While the mechanisms identified are novel, the potential for translation of the findings must be understood within the context of this preclinical study. Due to rapid lysis of bacteria by complement, a model of live bacterial injection is more similar to endotoxemia than actual infection.¹⁰ This is highlighted by the 80% mortality within 24 hours of bacterial injection in this study, a mortality and time course far more severe than human sepsis. Previous data from the same group demonstrated that mortality is improved in S1PR2^-/- mice following cecal ligation and puncture (a more commonly used preclinical model of sepsis) by inhibiting bacterial phagocytosis, although this was also in the setting of 100% lethality.¹¹ This is directly relevant because numerous interventions that are effective in highly lethal of pre-clinical models of sepsis lose their efficacy or even become harmful when given in models of sepsis with lower mortality, more representative of the human syndrome. In addition, while inhibiting S1PR2 led to similar findings as knockout animals, the inhibitor was given either as a pre-treatment prior to the onset of sepsis or immediately after. Given the difficult in identifying “time zero” in septic patients (who almost assuredly have sepsis prior to the onset of clinical diagnosis), the benefit of S1PR2 inhibition in a patient population that is likely to have a mixed inflammatory picture with immunosuppression is unclear.

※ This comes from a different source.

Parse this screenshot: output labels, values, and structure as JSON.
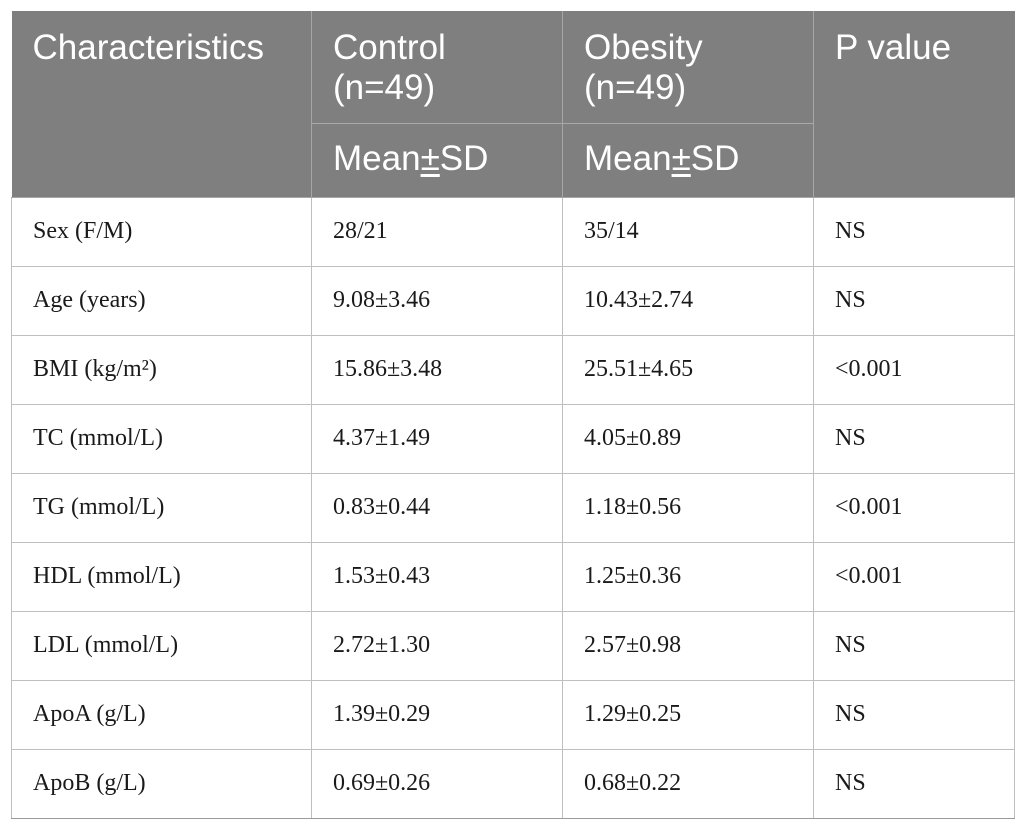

It is also unclear what the specific downstream effects of decreasing macrophage pyroptosis are that improve survival. While inflammation is decreased in S1PR2^-/- mice, it is unclear if that is the mechanism through which these animals have higher survival. This, of course, is a critical question in light of the failure of multiple studies of anti-inflammatory agents in human sepsis. Further, as a G protein associated receptor, S1PR2 has diverse functions in multiple organ systems,¹² and its inhibition would thus be expected to have numerous effects beyond blocking macrophage pyroptosis, and off target effects on other cell types could lead to unexpected side effects. Additionally, functional differences between human caspase-4 and murine caspase-11 have recently been described¹³ and thus the significance of caspase-11 changes in mice need to be replicated in patients above and beyond demonstration of elevated caspase-4 levels.

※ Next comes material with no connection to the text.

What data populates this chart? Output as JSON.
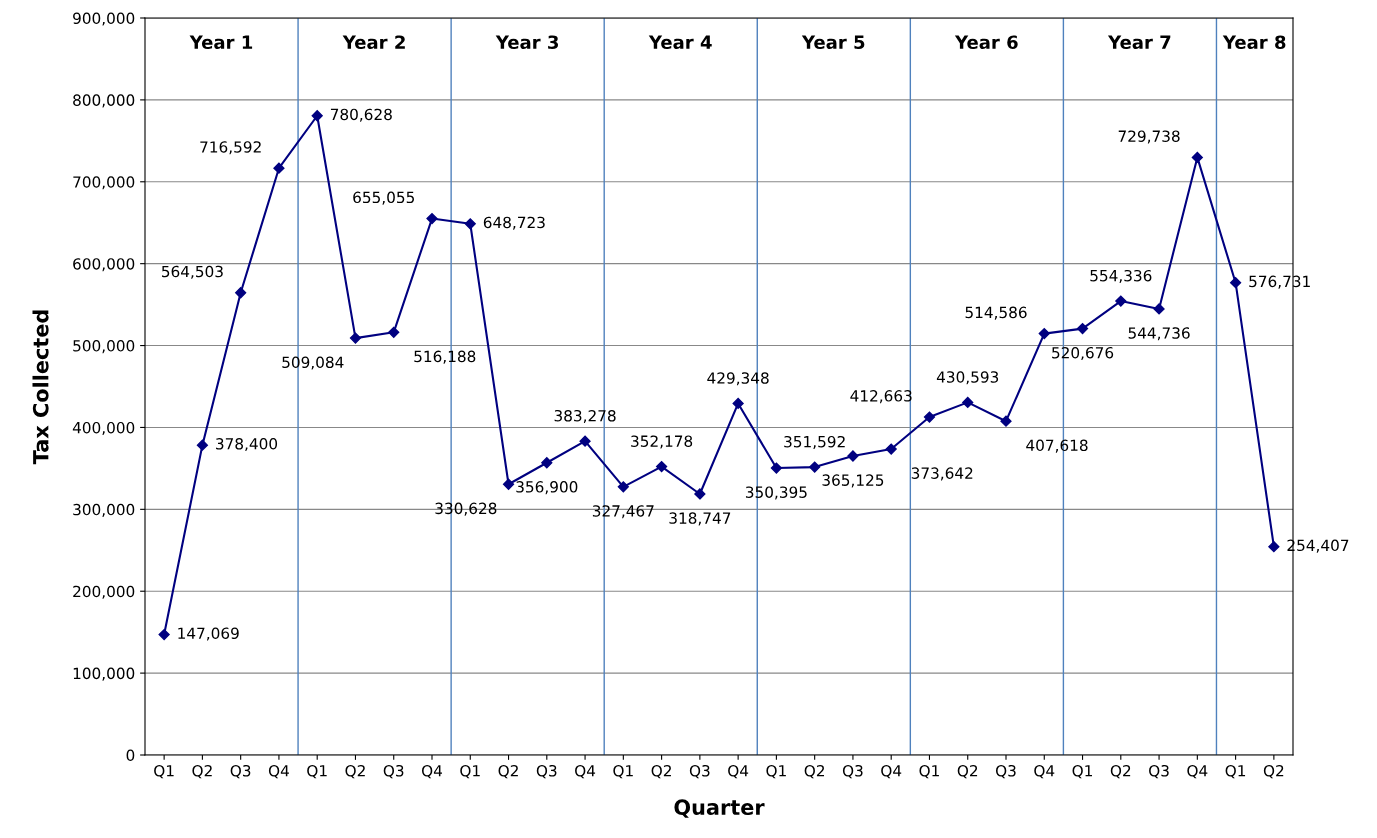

When these and related questions are answered, the potential for targeting S1PR2 or caspase-4 in patients will be better framed. Until then, the elegant mechanistic studies demonstrate a new role for pyroptosis in mortality in a highly lethal model of sepsis. While the majority of host cells are viable following an infection, increased death (apoptosis, necroptosis, pyroptosis) of multiple cell types increasingly appear to be important in the dysregulated host response¹⁴ that causes so many patients with sepsis to die.